The Crown had to resort to different tactics: it would present separate trials for the murders of Barnes and Langley. But a couple of days later the Crown withdrew the murder charge against Langley. It believed that it had a better chance trying von Einem on the Barnes murder alone, because that was the case it had the strongest evidence for. Then came the biggest blow. After lengthy consideration, Justice Duggan ruled that evidence from the Richard Kelvin murder case, for which von Einem had been convicted, had to be disallowed. Justice Duggan also ruled that any evidence about von Einem’s alleged involvement with hitchhikers and his alleged associates was inadmissible. The case was in tatters: if the Crown went to court without all this evidence, it didn’t have a prayer of gaining a conviction. On 1 February 1991 it was all over: the Crown had no choice but to enter a nolle prosequi (unwilling to pursue) on the charge of the murder of Alan Barnes.

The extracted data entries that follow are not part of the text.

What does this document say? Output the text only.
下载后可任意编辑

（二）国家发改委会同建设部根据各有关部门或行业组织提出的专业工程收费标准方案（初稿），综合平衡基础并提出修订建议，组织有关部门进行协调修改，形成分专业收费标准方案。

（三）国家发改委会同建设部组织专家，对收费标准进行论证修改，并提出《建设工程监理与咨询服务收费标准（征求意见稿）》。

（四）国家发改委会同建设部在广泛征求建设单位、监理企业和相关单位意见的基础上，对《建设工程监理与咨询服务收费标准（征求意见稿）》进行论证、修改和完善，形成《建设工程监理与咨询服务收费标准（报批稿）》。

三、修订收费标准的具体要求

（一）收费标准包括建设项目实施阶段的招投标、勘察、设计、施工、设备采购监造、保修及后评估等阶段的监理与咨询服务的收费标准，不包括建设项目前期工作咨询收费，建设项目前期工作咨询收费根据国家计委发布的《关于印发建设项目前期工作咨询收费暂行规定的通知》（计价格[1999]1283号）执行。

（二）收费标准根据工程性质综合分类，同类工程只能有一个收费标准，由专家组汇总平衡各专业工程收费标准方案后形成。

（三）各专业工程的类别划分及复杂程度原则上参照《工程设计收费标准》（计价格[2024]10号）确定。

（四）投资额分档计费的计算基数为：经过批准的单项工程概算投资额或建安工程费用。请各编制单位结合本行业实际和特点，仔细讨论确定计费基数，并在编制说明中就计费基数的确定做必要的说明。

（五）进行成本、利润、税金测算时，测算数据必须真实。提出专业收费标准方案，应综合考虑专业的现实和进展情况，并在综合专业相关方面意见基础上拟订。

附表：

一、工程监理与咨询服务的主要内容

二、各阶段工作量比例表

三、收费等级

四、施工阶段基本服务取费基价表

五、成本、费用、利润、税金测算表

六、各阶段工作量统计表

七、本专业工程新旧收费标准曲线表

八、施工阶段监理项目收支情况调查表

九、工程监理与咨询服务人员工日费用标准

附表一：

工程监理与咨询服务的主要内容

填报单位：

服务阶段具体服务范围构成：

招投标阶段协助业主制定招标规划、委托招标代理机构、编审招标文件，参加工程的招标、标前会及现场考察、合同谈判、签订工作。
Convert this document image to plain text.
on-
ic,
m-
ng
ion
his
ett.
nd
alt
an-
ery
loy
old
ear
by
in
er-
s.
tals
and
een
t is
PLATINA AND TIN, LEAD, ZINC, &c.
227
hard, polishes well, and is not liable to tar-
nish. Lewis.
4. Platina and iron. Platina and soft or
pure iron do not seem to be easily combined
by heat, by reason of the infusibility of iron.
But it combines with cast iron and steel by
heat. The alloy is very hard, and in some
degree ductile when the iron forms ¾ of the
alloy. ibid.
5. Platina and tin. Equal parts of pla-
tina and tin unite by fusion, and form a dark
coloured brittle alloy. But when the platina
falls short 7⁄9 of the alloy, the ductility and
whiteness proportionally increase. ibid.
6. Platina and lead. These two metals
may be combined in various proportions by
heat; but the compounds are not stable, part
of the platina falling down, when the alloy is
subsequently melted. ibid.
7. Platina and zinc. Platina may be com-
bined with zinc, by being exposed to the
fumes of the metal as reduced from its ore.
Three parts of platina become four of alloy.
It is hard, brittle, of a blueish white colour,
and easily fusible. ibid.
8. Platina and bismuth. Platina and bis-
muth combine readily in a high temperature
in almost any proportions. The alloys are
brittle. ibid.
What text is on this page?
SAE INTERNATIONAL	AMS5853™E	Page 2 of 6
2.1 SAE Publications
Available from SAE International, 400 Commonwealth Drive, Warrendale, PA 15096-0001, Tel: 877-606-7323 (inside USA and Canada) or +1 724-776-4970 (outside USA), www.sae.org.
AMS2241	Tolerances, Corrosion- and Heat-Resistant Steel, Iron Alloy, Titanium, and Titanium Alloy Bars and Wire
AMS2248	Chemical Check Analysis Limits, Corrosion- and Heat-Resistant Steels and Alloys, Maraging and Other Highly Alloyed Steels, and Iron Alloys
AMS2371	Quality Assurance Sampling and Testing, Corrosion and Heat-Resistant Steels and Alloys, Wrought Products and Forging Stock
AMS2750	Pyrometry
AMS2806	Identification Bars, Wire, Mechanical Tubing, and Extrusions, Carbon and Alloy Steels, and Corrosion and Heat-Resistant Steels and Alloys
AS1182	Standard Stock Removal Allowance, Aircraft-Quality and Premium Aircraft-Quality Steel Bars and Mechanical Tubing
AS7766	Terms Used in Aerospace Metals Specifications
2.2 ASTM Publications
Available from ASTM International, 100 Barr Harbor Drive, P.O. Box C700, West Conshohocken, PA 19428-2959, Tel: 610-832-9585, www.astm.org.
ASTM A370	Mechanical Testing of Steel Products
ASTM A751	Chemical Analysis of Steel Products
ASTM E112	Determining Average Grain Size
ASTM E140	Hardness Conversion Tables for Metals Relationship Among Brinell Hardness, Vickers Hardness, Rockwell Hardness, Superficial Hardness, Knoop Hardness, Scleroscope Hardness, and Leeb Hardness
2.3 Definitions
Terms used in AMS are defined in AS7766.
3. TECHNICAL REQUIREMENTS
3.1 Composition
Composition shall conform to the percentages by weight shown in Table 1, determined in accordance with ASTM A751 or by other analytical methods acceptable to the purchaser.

To the detectives who had worked tirelessly on the case for years this was a bitter pill to swallow. To the parents of Alan Barnes and the other young men who were inhumanely violated and died ghastly deaths at the hands of suspected respectable citizens, it meant that their nightmare of wondering would go on. And, to many Australians, there is little doubt that ‘the Family’ of paedophiles did, and possibly still does, exist in South Australia.
Many people also believe that there are more victims as yet undiscovered – transient hitchhikers from other states and young tourists, perhaps. These people are convinced, too, that the tall blond accountant with the aristocratic name of Bevan Spencer von Einem knows where the bodies are buried and who the guilty parties are. But while he does his time in Yatala Prison, he is keeping his dark secrets to himself.
>Author’s note: Two of the three detectives who allegedly threw Dr George Duncan in the River Torrens in May 1972 and left him to drown were eventually brought to trial in 1987 in the SA Supreme Court, charged with manslaughter. After a three-week trial, both were found not guilty.